Prior to the new agreement, federal prosecutors had sought a 10-year sentence for the pair under a terrorism enhancement after they each copped to one count of possessing and making a destructive device. In the letter filed Tuesday, the feds noted the probation department had determined that the enhancement was unusually punitive given Mattis and Rahman’s lack of prior criminal histories. (Via The New York Post)
Due process rights were violated in Zoom trial plagued with technical issues, court says
The top court in Massachusetts granted a new trial after repeated technical issues prevented a mother from attending much of a trial over parental rights. The ruling indicates that the Essex County Juvenile Court violated her due process rights when they continued with the trial even after connection issues caused her to miss nearly a full day of testimony.
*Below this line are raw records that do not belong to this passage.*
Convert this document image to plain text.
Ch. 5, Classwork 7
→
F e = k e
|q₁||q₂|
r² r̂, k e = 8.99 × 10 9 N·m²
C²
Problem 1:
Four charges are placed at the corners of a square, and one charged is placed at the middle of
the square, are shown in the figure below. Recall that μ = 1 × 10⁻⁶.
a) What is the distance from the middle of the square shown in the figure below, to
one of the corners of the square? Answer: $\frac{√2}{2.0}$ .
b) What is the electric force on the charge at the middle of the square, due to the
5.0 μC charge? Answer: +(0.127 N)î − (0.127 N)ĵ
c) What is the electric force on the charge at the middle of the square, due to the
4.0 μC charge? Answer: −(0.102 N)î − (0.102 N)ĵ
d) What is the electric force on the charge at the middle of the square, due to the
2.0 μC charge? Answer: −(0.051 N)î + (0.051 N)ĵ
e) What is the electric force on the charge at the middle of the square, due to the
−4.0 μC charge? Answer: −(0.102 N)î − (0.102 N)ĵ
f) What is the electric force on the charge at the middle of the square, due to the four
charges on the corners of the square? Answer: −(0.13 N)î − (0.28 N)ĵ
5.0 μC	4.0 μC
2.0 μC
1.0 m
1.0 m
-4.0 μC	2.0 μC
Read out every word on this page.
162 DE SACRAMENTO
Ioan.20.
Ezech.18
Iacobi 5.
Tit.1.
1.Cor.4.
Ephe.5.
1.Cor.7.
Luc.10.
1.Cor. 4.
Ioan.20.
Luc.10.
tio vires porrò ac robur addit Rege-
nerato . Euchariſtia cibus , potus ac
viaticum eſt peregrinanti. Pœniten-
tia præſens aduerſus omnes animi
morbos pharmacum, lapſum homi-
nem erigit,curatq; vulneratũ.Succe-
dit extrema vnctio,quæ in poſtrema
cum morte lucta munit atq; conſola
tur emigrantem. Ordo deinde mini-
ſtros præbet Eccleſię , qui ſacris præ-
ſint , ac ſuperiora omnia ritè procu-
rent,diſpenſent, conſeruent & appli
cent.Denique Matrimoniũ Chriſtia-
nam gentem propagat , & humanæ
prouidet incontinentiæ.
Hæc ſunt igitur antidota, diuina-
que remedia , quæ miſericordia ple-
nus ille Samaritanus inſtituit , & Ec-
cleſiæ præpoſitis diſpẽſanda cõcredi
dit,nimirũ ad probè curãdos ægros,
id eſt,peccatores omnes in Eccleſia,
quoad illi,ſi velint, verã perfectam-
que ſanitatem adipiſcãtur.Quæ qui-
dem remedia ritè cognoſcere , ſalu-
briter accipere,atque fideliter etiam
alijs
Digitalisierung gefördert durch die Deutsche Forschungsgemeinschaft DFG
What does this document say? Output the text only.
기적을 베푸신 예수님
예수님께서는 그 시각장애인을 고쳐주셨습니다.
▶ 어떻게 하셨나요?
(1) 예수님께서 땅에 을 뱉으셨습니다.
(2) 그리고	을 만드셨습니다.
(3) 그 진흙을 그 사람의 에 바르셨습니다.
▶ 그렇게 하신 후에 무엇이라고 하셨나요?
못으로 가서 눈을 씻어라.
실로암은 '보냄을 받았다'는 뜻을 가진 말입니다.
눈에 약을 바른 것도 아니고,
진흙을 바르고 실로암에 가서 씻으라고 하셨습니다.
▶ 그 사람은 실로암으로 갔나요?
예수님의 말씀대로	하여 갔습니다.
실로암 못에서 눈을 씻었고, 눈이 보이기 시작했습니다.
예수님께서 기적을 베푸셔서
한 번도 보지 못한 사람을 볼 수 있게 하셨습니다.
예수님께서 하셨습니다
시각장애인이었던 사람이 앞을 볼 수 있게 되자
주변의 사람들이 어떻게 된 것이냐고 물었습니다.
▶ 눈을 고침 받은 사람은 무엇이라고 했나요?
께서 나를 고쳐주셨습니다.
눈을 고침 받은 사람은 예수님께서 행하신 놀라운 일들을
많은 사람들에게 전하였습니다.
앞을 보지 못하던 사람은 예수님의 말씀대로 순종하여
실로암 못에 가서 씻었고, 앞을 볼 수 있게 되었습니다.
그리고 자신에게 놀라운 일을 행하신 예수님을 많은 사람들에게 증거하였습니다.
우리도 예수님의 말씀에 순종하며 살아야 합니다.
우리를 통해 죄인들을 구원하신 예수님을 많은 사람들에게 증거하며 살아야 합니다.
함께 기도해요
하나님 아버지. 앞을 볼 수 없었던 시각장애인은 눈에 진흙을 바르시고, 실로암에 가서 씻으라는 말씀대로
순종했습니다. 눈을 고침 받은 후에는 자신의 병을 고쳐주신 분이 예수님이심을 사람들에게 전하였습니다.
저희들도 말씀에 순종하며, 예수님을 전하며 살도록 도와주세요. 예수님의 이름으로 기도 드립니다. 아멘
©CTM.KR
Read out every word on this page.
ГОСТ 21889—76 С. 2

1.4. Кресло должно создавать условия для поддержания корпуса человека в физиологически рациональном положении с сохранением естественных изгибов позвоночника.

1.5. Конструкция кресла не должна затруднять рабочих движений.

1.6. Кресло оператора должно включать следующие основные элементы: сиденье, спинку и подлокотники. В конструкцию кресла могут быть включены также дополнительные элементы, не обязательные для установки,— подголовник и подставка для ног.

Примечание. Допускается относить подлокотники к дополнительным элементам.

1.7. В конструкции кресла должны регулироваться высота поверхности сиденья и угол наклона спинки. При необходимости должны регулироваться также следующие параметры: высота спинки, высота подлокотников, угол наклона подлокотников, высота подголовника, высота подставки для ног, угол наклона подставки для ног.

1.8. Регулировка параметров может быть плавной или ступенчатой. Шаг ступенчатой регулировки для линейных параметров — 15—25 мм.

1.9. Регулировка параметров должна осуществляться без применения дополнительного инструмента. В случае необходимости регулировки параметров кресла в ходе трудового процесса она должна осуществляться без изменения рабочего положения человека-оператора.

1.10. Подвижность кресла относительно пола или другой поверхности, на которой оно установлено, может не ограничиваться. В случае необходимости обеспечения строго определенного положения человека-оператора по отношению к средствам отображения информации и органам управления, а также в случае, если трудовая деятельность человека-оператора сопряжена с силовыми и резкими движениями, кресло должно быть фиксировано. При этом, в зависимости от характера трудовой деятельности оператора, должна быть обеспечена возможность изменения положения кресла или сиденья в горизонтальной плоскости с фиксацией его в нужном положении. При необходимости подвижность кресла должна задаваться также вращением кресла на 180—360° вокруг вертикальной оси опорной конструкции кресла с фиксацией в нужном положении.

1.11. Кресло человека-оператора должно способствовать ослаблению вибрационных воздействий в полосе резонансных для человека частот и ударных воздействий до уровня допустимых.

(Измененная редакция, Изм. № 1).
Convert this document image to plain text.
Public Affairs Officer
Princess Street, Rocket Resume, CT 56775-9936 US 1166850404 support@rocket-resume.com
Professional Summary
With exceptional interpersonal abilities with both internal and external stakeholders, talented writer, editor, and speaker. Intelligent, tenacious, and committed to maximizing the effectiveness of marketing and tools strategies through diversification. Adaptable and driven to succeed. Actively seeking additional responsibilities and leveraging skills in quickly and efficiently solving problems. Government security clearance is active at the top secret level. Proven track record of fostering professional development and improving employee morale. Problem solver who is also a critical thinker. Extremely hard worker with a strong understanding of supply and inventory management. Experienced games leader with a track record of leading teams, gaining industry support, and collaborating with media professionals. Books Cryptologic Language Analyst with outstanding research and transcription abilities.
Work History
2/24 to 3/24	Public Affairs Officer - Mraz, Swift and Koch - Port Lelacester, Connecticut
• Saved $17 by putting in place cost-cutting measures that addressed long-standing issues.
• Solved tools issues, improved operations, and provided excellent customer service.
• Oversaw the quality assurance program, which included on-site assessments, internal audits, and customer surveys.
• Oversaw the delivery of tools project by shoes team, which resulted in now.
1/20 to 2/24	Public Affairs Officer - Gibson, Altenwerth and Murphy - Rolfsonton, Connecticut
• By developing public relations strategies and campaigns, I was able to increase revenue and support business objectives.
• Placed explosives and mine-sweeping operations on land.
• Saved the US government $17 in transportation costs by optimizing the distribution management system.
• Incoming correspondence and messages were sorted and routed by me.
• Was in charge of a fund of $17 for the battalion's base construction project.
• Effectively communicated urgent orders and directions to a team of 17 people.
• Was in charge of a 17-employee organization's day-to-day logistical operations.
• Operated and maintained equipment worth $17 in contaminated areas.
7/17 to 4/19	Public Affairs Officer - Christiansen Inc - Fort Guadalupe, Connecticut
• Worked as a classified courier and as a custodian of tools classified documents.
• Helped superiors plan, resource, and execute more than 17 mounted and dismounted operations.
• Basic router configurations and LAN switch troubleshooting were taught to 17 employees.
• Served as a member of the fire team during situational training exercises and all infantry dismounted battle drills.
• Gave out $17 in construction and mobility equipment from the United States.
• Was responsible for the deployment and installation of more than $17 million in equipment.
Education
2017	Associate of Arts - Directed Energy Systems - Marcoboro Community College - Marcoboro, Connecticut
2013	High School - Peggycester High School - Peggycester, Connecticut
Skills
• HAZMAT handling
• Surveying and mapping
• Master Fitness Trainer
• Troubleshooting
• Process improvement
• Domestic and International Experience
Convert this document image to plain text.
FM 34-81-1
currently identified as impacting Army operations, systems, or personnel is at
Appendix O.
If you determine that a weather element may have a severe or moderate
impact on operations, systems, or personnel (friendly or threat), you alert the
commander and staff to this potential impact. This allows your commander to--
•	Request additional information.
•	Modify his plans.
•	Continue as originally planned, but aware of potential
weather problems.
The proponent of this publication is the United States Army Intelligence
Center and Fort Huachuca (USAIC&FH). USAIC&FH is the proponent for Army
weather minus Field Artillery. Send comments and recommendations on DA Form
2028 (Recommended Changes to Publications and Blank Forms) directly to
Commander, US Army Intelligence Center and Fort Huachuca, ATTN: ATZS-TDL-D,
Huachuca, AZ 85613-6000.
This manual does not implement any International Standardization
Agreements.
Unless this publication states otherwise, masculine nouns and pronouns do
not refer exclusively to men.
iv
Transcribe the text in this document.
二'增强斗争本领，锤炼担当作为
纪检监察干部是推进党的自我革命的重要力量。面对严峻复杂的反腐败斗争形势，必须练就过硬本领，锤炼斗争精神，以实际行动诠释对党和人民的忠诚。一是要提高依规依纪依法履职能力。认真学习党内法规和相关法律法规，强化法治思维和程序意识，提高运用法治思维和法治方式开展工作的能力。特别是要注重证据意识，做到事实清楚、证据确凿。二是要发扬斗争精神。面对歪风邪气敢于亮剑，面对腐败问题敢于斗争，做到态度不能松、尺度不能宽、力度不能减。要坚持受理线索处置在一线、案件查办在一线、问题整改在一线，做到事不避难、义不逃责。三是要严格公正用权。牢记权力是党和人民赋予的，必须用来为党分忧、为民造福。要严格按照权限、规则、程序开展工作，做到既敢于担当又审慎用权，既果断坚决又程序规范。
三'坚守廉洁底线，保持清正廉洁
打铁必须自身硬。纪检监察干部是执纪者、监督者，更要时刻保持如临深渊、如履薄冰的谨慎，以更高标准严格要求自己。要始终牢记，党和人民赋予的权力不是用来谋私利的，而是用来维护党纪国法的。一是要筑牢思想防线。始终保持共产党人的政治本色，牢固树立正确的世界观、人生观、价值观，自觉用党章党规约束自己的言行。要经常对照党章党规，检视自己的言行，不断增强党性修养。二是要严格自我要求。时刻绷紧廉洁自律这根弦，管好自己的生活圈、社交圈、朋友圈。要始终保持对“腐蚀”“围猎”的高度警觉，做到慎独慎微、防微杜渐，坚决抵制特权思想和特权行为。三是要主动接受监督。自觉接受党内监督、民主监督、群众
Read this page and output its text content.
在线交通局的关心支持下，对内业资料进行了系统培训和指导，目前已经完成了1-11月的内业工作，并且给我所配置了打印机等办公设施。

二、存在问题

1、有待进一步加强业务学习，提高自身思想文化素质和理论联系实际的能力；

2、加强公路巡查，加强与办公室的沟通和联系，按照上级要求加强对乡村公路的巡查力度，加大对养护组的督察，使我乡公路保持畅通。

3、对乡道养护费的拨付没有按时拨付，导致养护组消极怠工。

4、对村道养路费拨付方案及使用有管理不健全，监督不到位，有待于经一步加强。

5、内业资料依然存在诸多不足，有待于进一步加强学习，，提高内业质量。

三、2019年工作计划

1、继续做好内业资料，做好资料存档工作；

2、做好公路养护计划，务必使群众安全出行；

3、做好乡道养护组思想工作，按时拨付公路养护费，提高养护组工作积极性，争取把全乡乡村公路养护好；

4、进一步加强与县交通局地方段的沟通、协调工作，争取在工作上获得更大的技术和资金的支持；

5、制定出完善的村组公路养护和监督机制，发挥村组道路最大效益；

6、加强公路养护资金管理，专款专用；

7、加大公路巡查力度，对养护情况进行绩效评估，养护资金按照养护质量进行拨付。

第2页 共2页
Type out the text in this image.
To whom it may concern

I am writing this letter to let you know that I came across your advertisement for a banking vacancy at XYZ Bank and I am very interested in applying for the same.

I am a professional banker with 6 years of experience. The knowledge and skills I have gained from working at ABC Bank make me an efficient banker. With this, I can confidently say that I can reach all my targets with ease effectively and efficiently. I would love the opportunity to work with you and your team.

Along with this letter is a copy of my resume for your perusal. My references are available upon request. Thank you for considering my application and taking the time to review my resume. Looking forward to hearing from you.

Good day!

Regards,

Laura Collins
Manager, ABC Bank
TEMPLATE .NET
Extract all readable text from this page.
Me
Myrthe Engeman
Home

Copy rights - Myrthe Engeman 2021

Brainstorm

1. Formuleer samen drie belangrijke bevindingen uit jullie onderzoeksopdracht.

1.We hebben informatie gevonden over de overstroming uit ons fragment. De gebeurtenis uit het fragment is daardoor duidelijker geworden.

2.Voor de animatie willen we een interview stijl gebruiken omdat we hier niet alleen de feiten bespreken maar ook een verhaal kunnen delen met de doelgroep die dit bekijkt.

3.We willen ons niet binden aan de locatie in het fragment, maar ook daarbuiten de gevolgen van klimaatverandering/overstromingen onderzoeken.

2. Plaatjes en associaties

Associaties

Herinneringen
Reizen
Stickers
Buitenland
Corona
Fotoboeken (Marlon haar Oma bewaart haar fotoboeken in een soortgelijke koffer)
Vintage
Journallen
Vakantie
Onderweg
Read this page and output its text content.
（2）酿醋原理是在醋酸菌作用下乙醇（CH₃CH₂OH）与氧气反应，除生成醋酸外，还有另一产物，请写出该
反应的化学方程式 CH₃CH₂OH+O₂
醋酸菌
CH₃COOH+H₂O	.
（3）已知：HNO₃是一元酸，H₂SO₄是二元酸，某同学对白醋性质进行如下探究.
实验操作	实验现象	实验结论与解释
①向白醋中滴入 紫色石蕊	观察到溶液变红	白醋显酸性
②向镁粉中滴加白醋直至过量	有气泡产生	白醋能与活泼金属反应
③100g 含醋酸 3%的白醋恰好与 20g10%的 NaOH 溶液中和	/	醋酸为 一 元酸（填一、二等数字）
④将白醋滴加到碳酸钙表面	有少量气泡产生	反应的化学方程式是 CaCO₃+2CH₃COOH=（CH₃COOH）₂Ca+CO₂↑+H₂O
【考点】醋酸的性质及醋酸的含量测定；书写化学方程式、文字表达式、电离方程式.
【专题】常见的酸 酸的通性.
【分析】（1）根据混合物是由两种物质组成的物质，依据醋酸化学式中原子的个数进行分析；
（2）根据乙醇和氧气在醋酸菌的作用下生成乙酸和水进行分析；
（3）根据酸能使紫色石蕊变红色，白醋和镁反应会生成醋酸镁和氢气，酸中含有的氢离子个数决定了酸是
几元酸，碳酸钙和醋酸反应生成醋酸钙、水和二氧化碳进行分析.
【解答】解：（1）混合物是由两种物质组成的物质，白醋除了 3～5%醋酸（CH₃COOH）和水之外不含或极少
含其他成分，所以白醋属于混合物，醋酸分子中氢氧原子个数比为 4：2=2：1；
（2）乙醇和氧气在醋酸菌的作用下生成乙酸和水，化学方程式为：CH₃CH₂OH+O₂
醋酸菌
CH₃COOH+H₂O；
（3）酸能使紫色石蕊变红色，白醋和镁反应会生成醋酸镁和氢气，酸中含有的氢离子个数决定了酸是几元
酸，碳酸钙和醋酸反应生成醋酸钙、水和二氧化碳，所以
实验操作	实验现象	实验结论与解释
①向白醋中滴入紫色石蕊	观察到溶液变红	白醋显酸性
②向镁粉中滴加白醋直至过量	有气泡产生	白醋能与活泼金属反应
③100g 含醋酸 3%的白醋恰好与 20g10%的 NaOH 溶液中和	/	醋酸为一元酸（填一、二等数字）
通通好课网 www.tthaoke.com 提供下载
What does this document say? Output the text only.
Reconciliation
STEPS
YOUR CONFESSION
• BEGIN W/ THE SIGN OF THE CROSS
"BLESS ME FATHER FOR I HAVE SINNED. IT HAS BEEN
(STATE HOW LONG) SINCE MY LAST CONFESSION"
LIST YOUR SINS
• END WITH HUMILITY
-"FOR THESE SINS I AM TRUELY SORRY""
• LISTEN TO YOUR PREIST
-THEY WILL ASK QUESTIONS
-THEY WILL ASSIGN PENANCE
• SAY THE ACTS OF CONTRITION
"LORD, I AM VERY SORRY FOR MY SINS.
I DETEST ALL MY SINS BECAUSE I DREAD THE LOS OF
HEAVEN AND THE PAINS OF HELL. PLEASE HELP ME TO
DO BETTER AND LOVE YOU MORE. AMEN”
“If discussions had occurred in advance of the hearing, the parties and court might have been better prepared to enact a troubleshooting plan to try to overcome the technological issues that presented. Given the lack of safeguards in place, however, the proper course when it became apparent that the mother could not participate on the first day was to suspend the trial until the cause of the mother’s absence could be determined,” the opinion, written by Justice Dalila Argaez Wendlandt, reads. (Via Law.com)
During the trial, the mother was only able to call in by phone, but connection issues were still persistent. The court took a 30-minute recess to try to resolve the issue, but ultimately continued the trial without her, hearing from two additional witnesses. At one point during the trial, the judge commented that continuing without the mother was potentially an “appealable issue” but also stated that he was not sure if the connection issues were genuine or if she was intentionally not responding.
Technical issues were present with other participants in the trial, also, including audio issues and frozen video streams.
Study shows that anxiety and poor mental health are still more problematic than before the pandemic, 1 in 5 legal professionals have contemplated suicide
Trends in mental health are showing improvement, but levels of anxiety and depression are still higher than they were before the pandemic. Law.com and ALM Intelligence’s annual Mental Health Survey revealed a slight decline since 2021 in legal professionals reporting that they experienced anxiety (67%), depression (35%), and feelings of isolation (44%).
It is important to note that of those reporting feelings of anxiety, 87% said that they experienced anxiety before the pandemic. 56% of those experiencing depression said the same.
One stat that has remained the same over the history of this survey is the sobering statistic around those who contemplated suicide at some point during their professional career—hitting 19% this year. Even as we emerge from the pandemic and tensions may ease, other concerns can replace them, as was reported after the death by suicide last month of a prominent Philadelphia litigator.
This year’s survey added questions about remote work and issues impacting parents or other caregivers. It also continued to tackle thoughts around clients, the ability to untether from work and other issues specifically tied to the profession’s role in impacting mental health. (Via Law.com)
Unsurprisingly, 2020 was the year with the highest levels of mental health concerns. 2021 and 2022 have both showed slight declines, but reports of anxiety, depression, and suicidal thoughts have still not fallen to the rates reported in 2019 before the pandemic.